Thursday, March 20, 2008

Fair value issues

On February 14, 2008, the SEC Advisory Committee on Improvements to Financial Reporting sent a Progress Report to Christopher Cox, SEC Chairman. I found particularly interesting in the report some comments the Committee made concerning fair value measurements.

The Committee indicated it might suggest that FASB be "judicious" (my emphasis) about expanding the application of fair value measurements. Keep in mind that FASB’s new FAS 157, Fair Value Measurements, is effective this calendar year (technically, for fiscal years after November 15, 2007), except for application to asset retirement obligations, which begins in calendar year 2009. Remember also that FASB put on its agenda in September 2007 a project to reconsider the valuation of loss contingencies. Keep mind, as well, that FASB’s new FAS 141R, Business Combinations, effective in calendar year 2009, requires that loss contingencies for mergers and acquisitions be measured at fair value. This is not how loss contingencies outside of mergers and acquisitions are measured under FAS 5, Accounting for Contingencies.

The Committee acknowledged that if fair value was the only measurement method used in financial reporting, then comparing and evaluating the data would be less complicated. That is, the requirement to employ a particular measurement method would eliminate the complexity of interpreting data from various measurement methods.

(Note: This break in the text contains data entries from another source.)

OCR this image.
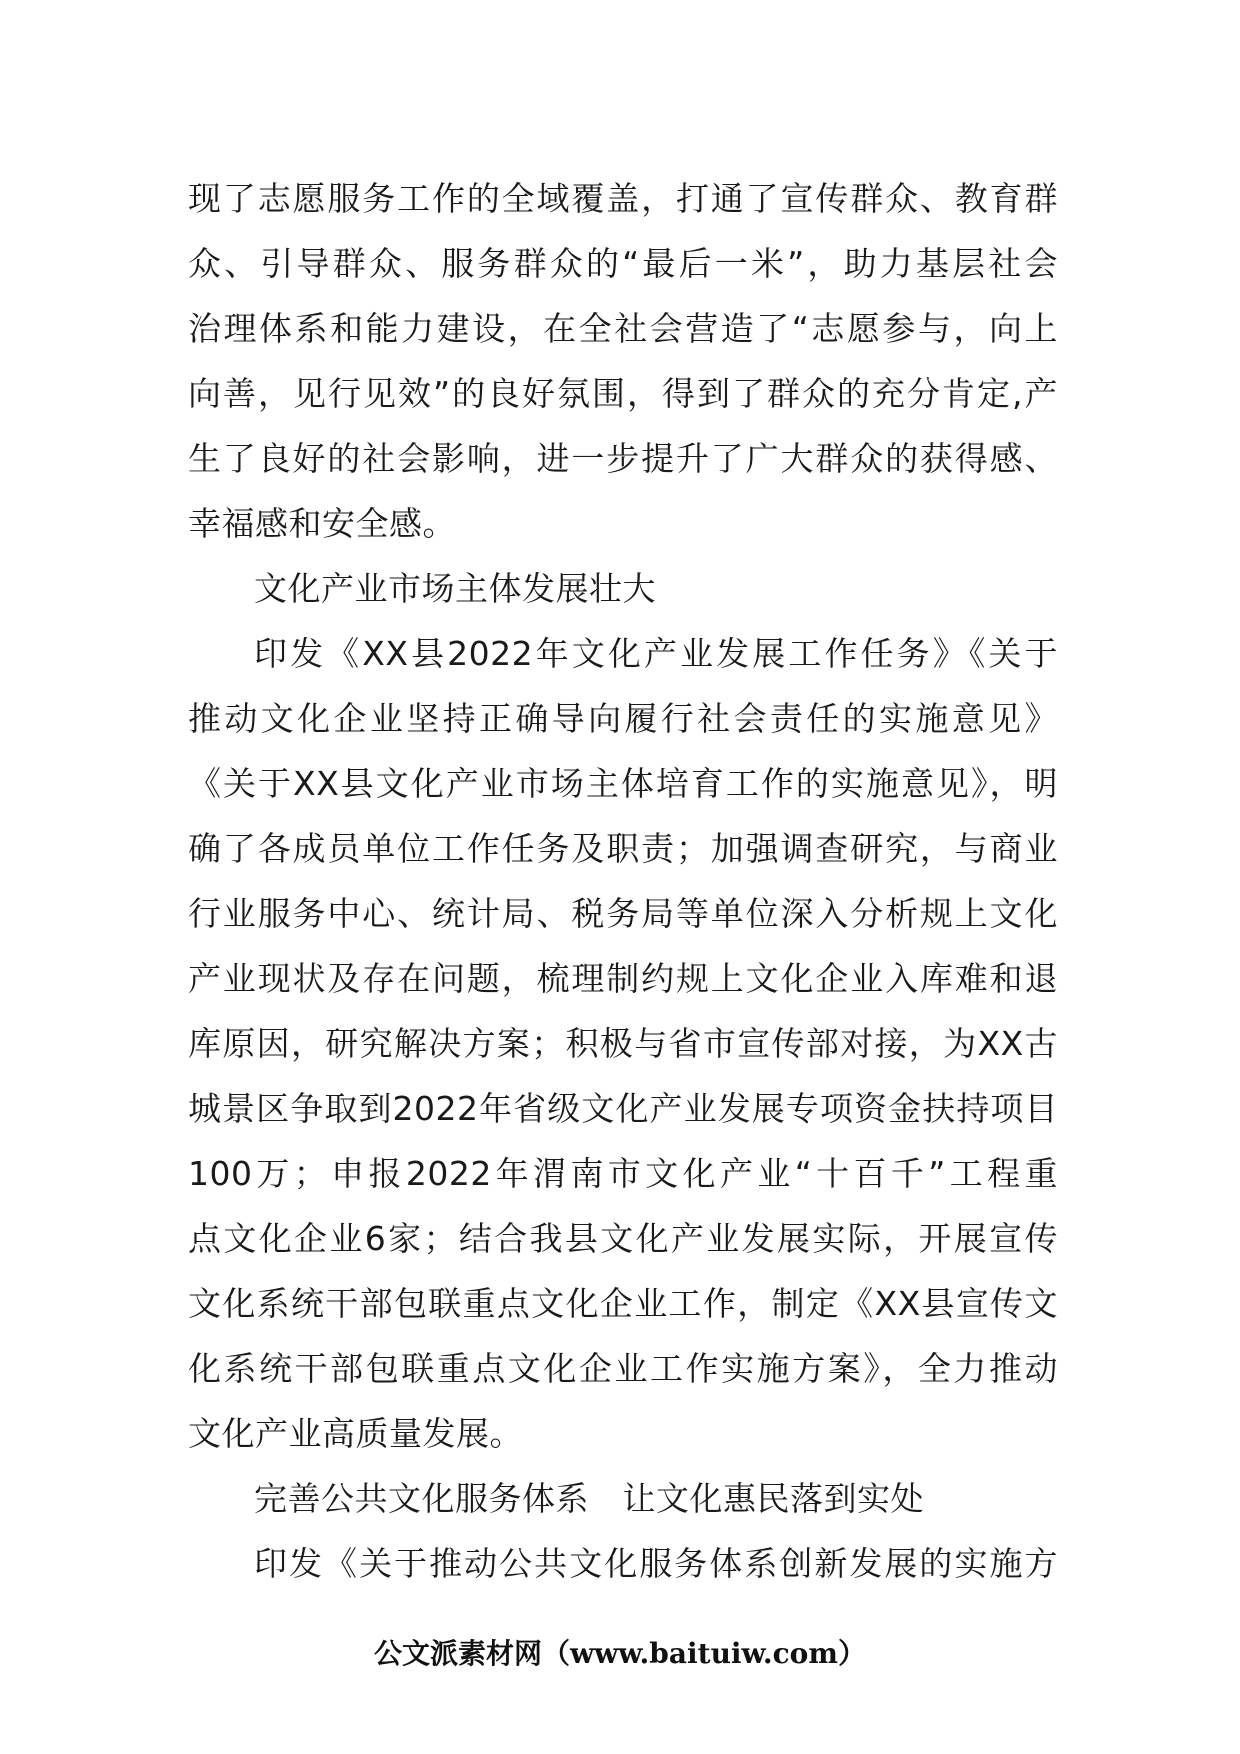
现了志愿服务工作的全域覆盖，打通了宣传群众、教育群
众、引导群众、服务群众的“最后一米”，助力基层社会
治理体系和能力建设，在全社会营造了“志愿参与，向上
向善，见行见效”的良好氛围，得到了群众的充分肯定,产
生了良好的社会影响，进一步提升了广大群众的获得感、
幸福感和安全感。
文化产业市场主体发展壮大
印发《XX县2022年文化产业发展工作任务》《关于
推动文化企业坚持正确导向履行社会责任的实施意见》
《关于XX县文化产业市场主体培育工作的实施意见》，明
确了各成员单位工作任务及职责；加强调查研究，与商业
行业服务中心、统计局、税务局等单位深入分析规上文化
产业现状及存在问题，梳理制约规上文化企业入库难和退
库原因，研究解决方案；积极与省市宣传部对接，为XX古
城景区争取到2022年省级文化产业发展专项资金扶持项目
100万；申报2022年渭南市文化产业“十百千”工程重
点文化企业6家；结合我县文化产业发展实际，开展宣传
文化系统干部包联重点文化企业工作，制定《XX县宣传文
化系统干部包联重点文化企业工作实施方案》，全力推动
文化产业高质量发展。
完善公共文化服务体系　让文化惠民落到实处
印发《关于推动公共文化服务体系创新发展的实施方
公文派素材网（www.baituiw.com）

The Committee expressed concern, however, that fair value had its own complexities from issues of relevance and reliability. For example, it worried that values determined verifiably from historic cost could become less reliable when calculated using fair value procedures. It worried further that reliability could suffer from the lack of “generally accepted valuation standards” and from the use of valuation inputs “that vary from one company to the next.”

Most interestingly, perhaps, the Committee recognized the view that the burden of measurement complexity (if fair value was required for all measurements) would shift from investors to preparers and auditors. That is, the greater effort would be among preparers and auditors applying the fair value methodology, as compared with investors having an opportunity to interpret data from a single valuation method.


Well, I have to say, I think the right place for resolving complexities is in the preparation effort, not in the interpretation effort, i.e., with those reporting, not those interpreting the reports. I do not think the credibility of this Committee would be well-served by complaining otherwise.